Antoine et Cléopâtre : Salade César
Scène

Antoine et Cléopâtre : Salade César

Antoine et Cléopâtre, un croisement de Shakespeare et de Lewis Furey qui ne passe pas du tout la rampe.

Depuis leur création il y a quatre siècles, les pièces de Shakespeare ont connu les mises en scène les plus diverses. Pour une vision lumineuse, combien de propositions affligeantes et de relectures intempestives? Que ceux qui pensent que les chefs-d’œuvre du grand Will ont été servis à toutes les sauces se détrompent! Ces jours-ci, Lewis Furey transforme Antoine et Cléopâtre en un objet aussi hybride que brouillon.

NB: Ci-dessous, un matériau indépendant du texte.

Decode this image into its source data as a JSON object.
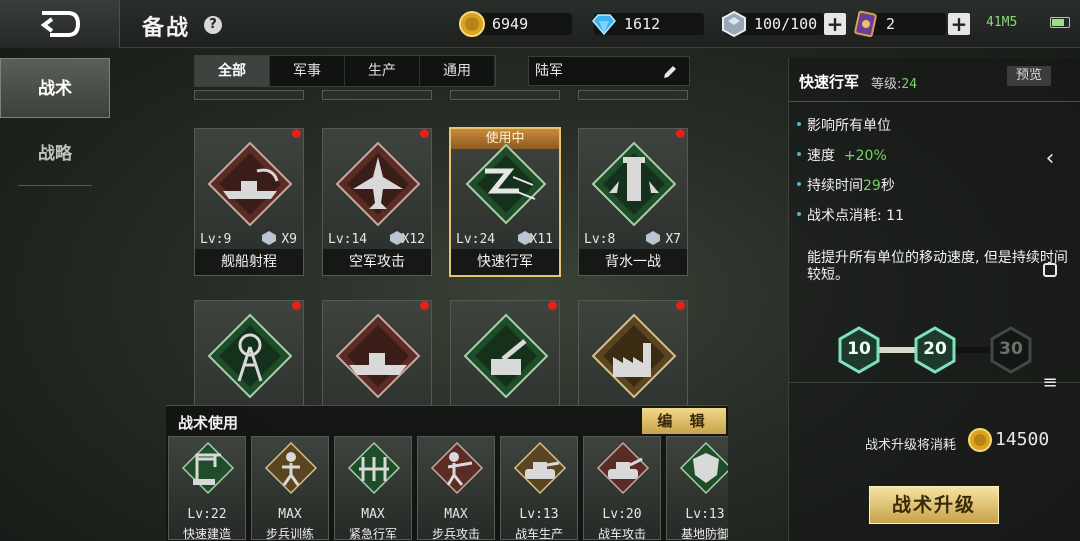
{
  "header": {
    "title": "备战",
    "help_glyph": "?",
    "gold": "6949",
    "diamond": "1612",
    "energy": "100/100",
    "cards": "2",
    "status": "41M5"
  },
  "side_tabs": [
    "战术",
    "战略"
  ],
  "filters": [
    "全部",
    "军事",
    "生产",
    "通用"
  ],
  "search_value": "陆军",
  "cards": [
    {
      "name": "舰船射程",
      "lv": "Lv:9",
      "count": "X9"
    },
    {
      "name": "空军攻击",
      "lv": "Lv:14",
      "count": "X12"
    },
    {
      "name": "快速行军",
      "lv": "Lv:24",
      "count": "X11",
      "badge": "使用中"
    },
    {
      "name": "背水一战",
      "lv": "Lv:8",
      "count": "X7"
    }
  ],
  "usage": {
    "title": "战术使用",
    "edit": "编 辑",
    "slots": [
      {
        "lv": "Lv:22",
        "name": "快速建造"
      },
      {
        "lv": "MAX",
        "name": "步兵训练"
      },
      {
        "lv": "MAX",
        "name": "紧急行军"
      },
      {
        "lv": "MAX",
        "name": "步兵攻击"
      },
      {
        "lv": "Lv:13",
        "name": "战车生产"
      },
      {
        "lv": "Lv:20",
        "name": "战车攻击"
      },
      {
        "lv": "Lv:13",
        "name": "基地防御"
      }
    ]
  },
  "detail": {
    "name": "快速行军",
    "level_label": "等级:",
    "level_value": "24",
    "preview": "预览",
    "stat1": "影响所有单位",
    "stat2_label": "速度",
    "stat2_value": "+20%",
    "stat3_label": "持续时间",
    "stat3_value": "29",
    "stat3_unit": "秒",
    "stat4": "战术点消耗: 11",
    "description": "能提升所有单位的移动速度, 但是持续时间较短。",
    "milestones": [
      "10",
      "20",
      "30"
    ],
    "cost_label": "战术升级将消耗",
    "cost_value": "14500",
    "upgrade": "战术升级"
  },
  "colors": {
    "accent_gold": "#c9a24a",
    "green": "#7ad36a",
    "badge_red": "#e5211b"
  },
  "icons": {
    "back": "back-arrow-icon",
    "gold": "gold-coin-icon",
    "diamond": "diamond-icon",
    "energy": "energy-crystal-icon",
    "cards": "purple-card-icon",
    "edit": "pencil-icon"
  }
}
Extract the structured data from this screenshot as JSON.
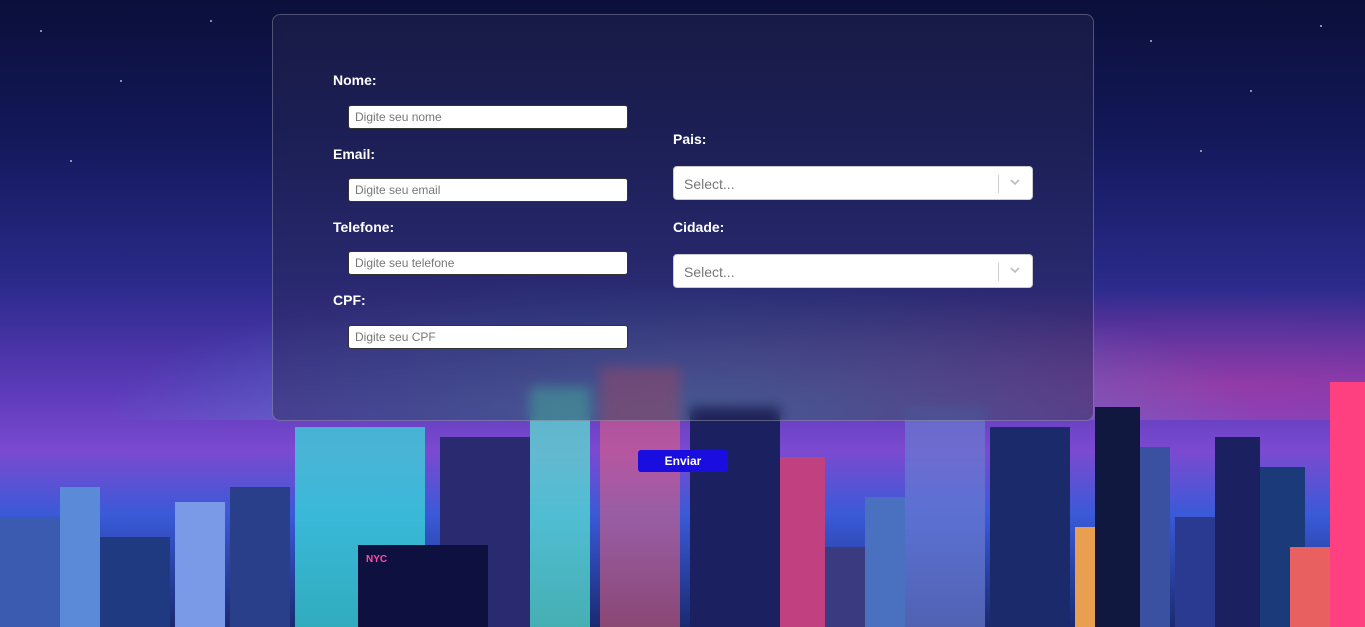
{
  "form": {
    "nome": {
      "label": "Nome:",
      "placeholder": "Digite seu nome",
      "value": ""
    },
    "email": {
      "label": "Email:",
      "placeholder": "Digite seu email",
      "value": ""
    },
    "telefone": {
      "label": "Telefone:",
      "placeholder": "Digite seu telefone",
      "value": ""
    },
    "cpf": {
      "label": "CPF:",
      "placeholder": "Digite seu CPF",
      "value": ""
    },
    "pais": {
      "label": "Pais:",
      "selected": "Select..."
    },
    "cidade": {
      "label": "Cidade:",
      "selected": "Select..."
    }
  },
  "submit_label": "Enviar",
  "background": {
    "sign": "NYC"
  },
  "colors": {
    "button": "#1a0de0"
  }
}
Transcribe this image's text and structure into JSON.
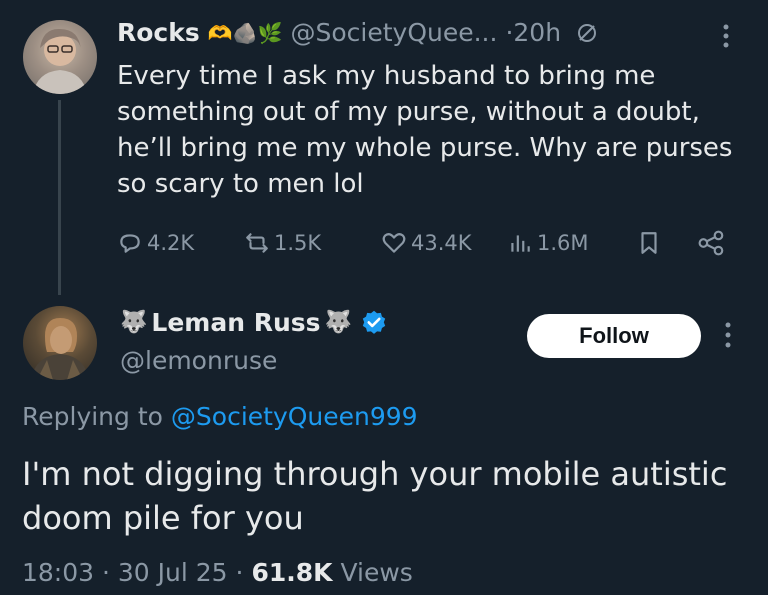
{
  "parent_tweet": {
    "author_name": "Rocks",
    "author_emoji": "🫶🪨🌿",
    "handle": "@SocietyQuee...",
    "time": "·20h",
    "text": "Every time I ask my husband to bring me something out of my purse, without a doubt, he’ll bring me my whole purse. Why are purses so scary to men lol",
    "replies": "4.2K",
    "reposts": "1.5K",
    "likes": "43.4K",
    "views": "1.6M"
  },
  "reply_tweet": {
    "author_name": "Leman Russ",
    "name_emoji_left": "🐺",
    "name_emoji_right": "🐺",
    "handle": "@lemonruse",
    "follow_label": "Follow",
    "replying_prefix": "Replying to",
    "replying_to": "@SocietyQueen999",
    "text": "I'm not digging through your mobile autistic doom pile for you",
    "time": "18:03",
    "date": "30 Jul 25",
    "view_count": "61.8K",
    "views_label": "Views"
  },
  "colors": {
    "background": "#15202b",
    "text": "#e7e9ea",
    "muted": "#8b98a5",
    "accent": "#1d9bf0"
  }
}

Comme si l’on tenait à ce que le spectacle décroche le titre d’œuvre d’art totale, au sens wagnérien du terme, les disciplines les plus diverses ont été mises en présence. D’abord, le chant et la musique: une ambiance et un phrasé typiquement Furey, une partition soignée où dominent les notes d’un piano à queue. Ensuite, la danse: une chorégraphie de Claude Godin, de très belles séquences de mouvements où point l’influence d’Édouard Lock. Et, finalement, l’espace: un plateau presque nu, un lieu dépouillé qu’une lumière souveraine rend futuriste. Annick La Bissonnière et Alain Lortie signent une "architecture lumineuse" – une expression un peu pompeuse – qui émerveille, tableau après tableau. Contemporains et banalement prêt-à-porter, les costumes de Georges Lévesque et Michèle Hamel démystifient des personnages pourtant plus grands que nature.

Il y a là une surabondance de signes qui trouble gravement le décodage de la représentation et du récit. Interchangeables, quand ce n’est pas carrément supprimables, les 47 "chansons" de ce théâtre musical en cinq actes (totalisant près de trois heures) font péniblement avancer l’action. Avec une voix frêle et des manières de fillette geignarde, Sylvie Moreau incarne une Cléopâtre bien plus agaçante qu’imposante. Plus convaincant, Jean Maheux offre sa voix, belle et forte, à un Antoine malgré tout schématique. Renaud Paradis, manifestement doué pour le mouvement, chante aussi avec aplomb. Son Octave, personnification du mal, est sans contredit le plus étoffé des trois protagonistes centraux. En observant ce plateau bariolé de corps, de lumière, d’éclats de voix et de notes, on croirait que le metteur en scène a quitté le navire, laissant l’anarchie prendre le dessus.